If a taxpayer received a refund, credit, or offset of state or local income taxes, they should receive a Form 1099-G. If the refund was for a tax that was paid in year prior to the current tax year and was deducted as state and local income taxes on the year prior to the current year's tax return's Schedule A, some or all of the refund may be taxable. A worksheet is provided in TaxSlayer Pro to determine the amount that is included in income. Also review the State and Local Income Tax Refund Worksheet found in the Instructions to Schedule A to determine the taxable portion of the refund.
Exception. However, when certain exceptions exist, the taxpayer may be required to treat the state or local tax refund as an Itemized Deduction Recovery in Publication 525 instead of using the worksheet. The exceptions are the following:
- The refund is for a tax year other than the year prior to the current year.

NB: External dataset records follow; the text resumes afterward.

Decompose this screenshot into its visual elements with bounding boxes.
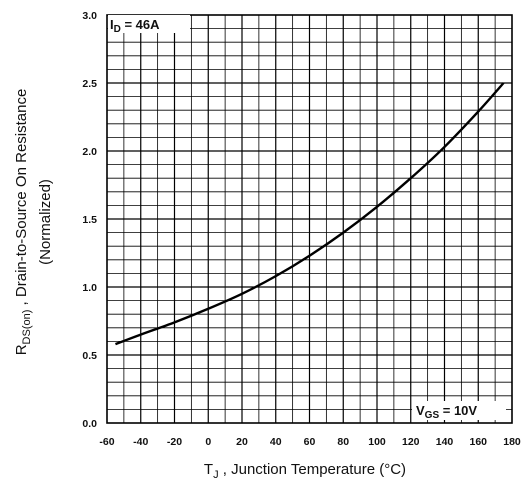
y-tick-label: 0.5 bbox=[82, 350, 97, 362]
x-tick-label: 0 bbox=[205, 436, 211, 448]
x-tick-label: 120 bbox=[402, 436, 420, 448]
y-tick-label: 1.0 bbox=[82, 282, 97, 294]
x-axis-title-text: , Junction Temperature (°C) bbox=[219, 461, 406, 478]
annotation-current-bg bbox=[108, 15, 190, 33]
x-tick-label: 140 bbox=[436, 436, 454, 448]
y-tick-labels: 0.0 0.5 1.0 1.5 2.0 2.5 3.0 bbox=[82, 10, 97, 430]
annotation-voltage-subscript: GS bbox=[425, 410, 440, 421]
annotation-voltage: VGS = 10V bbox=[416, 403, 477, 421]
x-tick-label: 160 bbox=[469, 436, 487, 448]
annotation-current-subscript: D bbox=[114, 24, 121, 35]
series-line bbox=[115, 82, 505, 346]
x-tick-labels: -60 -40 -20 0 20 40 60 80 100 120 140 160 180 bbox=[99, 436, 521, 448]
annotation-current: ID = 46A bbox=[110, 17, 160, 35]
annotation-voltage-symbol: V bbox=[416, 403, 425, 418]
x-tick-label: -40 bbox=[133, 436, 148, 448]
x-axis-title: TJ , Junction Temperature (°C) bbox=[204, 461, 406, 481]
x-axis-title-symbol: T bbox=[204, 461, 213, 478]
x-tick-label: 180 bbox=[503, 436, 521, 448]
y-tick-label: 2.5 bbox=[82, 78, 97, 90]
annotation-voltage-bg bbox=[412, 401, 506, 420]
plot-frame bbox=[106, 14, 513, 424]
y-axis-title-subscript: DS(on) bbox=[21, 310, 33, 345]
x-tick-label: 60 bbox=[304, 436, 316, 448]
grid bbox=[107, 15, 512, 423]
x-tick-label: 20 bbox=[236, 436, 248, 448]
y-axis-title-line2: (Normalized) bbox=[37, 179, 54, 265]
y-axis-title: RDS(on) , Drain-to-Source On Resistance bbox=[13, 89, 33, 356]
y-tick-label: 0.0 bbox=[82, 418, 97, 430]
annotation-current-value: = 46A bbox=[121, 17, 160, 32]
x-tick-label: 80 bbox=[337, 436, 349, 448]
y-tick-label: 1.5 bbox=[82, 214, 97, 226]
x-tick-label: -60 bbox=[99, 436, 114, 448]
y-axis-title-symbol: R bbox=[13, 344, 30, 355]
x-tick-label: 40 bbox=[270, 436, 282, 448]
x-axis-title-subscript: J bbox=[213, 469, 219, 481]
y-axis-title-text: , Drain-to-Source On Resistance bbox=[13, 89, 30, 310]
y-tick-label: 2.0 bbox=[82, 146, 97, 158]
annotation-voltage-value: = 10V bbox=[439, 403, 477, 418]
x-tick-label: -20 bbox=[167, 436, 182, 448]
annotation-current-symbol: I bbox=[110, 17, 114, 32]
y-tick-label: 3.0 bbox=[82, 10, 97, 22]
x-tick-label: 100 bbox=[368, 436, 386, 448]
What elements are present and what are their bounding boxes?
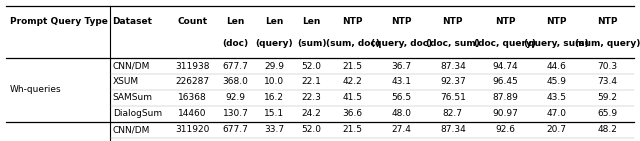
Text: 96.45: 96.45 [492,77,518,86]
Text: 10.0: 10.0 [264,77,284,86]
Text: 24.2: 24.2 [302,109,321,118]
Text: 16.2: 16.2 [264,93,284,102]
Text: (query, doc): (query, doc) [371,39,432,48]
Text: (sum, doc): (sum, doc) [326,39,380,48]
Text: (sum, query): (sum, query) [575,39,640,48]
Text: CNN/DM: CNN/DM [113,61,150,70]
Text: Len: Len [303,17,321,26]
Text: 87.89: 87.89 [492,93,518,102]
Text: NTP: NTP [495,17,515,26]
Text: (query, sum): (query, sum) [524,39,589,48]
Text: NTP: NTP [546,17,566,26]
Text: 48.2: 48.2 [598,125,618,134]
Text: 368.0: 368.0 [223,77,248,86]
Text: 45.9: 45.9 [547,77,566,86]
Text: 21.5: 21.5 [343,125,363,134]
Text: 677.7: 677.7 [223,125,248,134]
Text: 52.0: 52.0 [301,125,322,134]
Text: CNN/DM: CNN/DM [113,125,150,134]
Text: 82.7: 82.7 [443,109,463,118]
Text: 22.3: 22.3 [301,93,321,102]
Text: 76.51: 76.51 [440,93,466,102]
Text: 90.97: 90.97 [492,109,518,118]
Text: 226287: 226287 [175,77,209,86]
Text: Wh-queries: Wh-queries [10,85,61,94]
Text: 65.9: 65.9 [597,109,618,118]
Text: SAMSum: SAMSum [113,93,153,102]
Text: (query): (query) [255,39,293,48]
Text: 92.37: 92.37 [440,77,466,86]
Text: 311938: 311938 [175,61,210,70]
Text: (doc, sum): (doc, sum) [426,39,480,48]
Text: DialogSum: DialogSum [113,109,162,118]
Text: (sum): (sum) [297,39,326,48]
Text: 87.34: 87.34 [440,61,466,70]
Text: 677.7: 677.7 [223,61,248,70]
Text: 92.9: 92.9 [226,93,246,102]
Text: 59.2: 59.2 [598,93,618,102]
Text: 43.1: 43.1 [392,77,412,86]
Text: Dataset: Dataset [112,17,152,26]
Text: 20.7: 20.7 [547,125,566,134]
Text: 311920: 311920 [175,125,210,134]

- The refund is for a tax other than an income tax refund, such as a sales or real property tax refund.
- QBI Deduction exceeds AGI less Deductions.
- The taxpayer had taxable income in the prior year but no tax due because of the 0% tax rate on net capital gains and qualified dividends.
- The taxpayer's prior year state and local tax refund is greater than the prior year state and local income tax deduction minus the amount that the taxpayer could have deducted as the prior year state and local sales tax.
- The taxpayer made estimated state and local income tax payment for the prior year in the current year.
- The taxpayer was subject to AMT in the year prior to the current year.
- The taxpayer could not claim all of the credits they were entitled to receive in the prior year prior because the total credits exceeded the tax liability in that prior year.
- The taxpayer was claimed as a dependent by someone else in the prior year.
- The taxpayer received the refund in the prior year by filing jointly with a person that they are not filing a joint return in the current year.
To input state and local refunds from Form 1099-G, from the Federal Section of the Tax Return select:
- Income
- Form 1099-G, Box 2 State or Local Income Tax Refunds, Credits or Offsets
Note: This is a guide on entering a State or Local Tax Refund reported on Form 1099-G into TaxSlayer ProWeb. This is not intended as tax advice.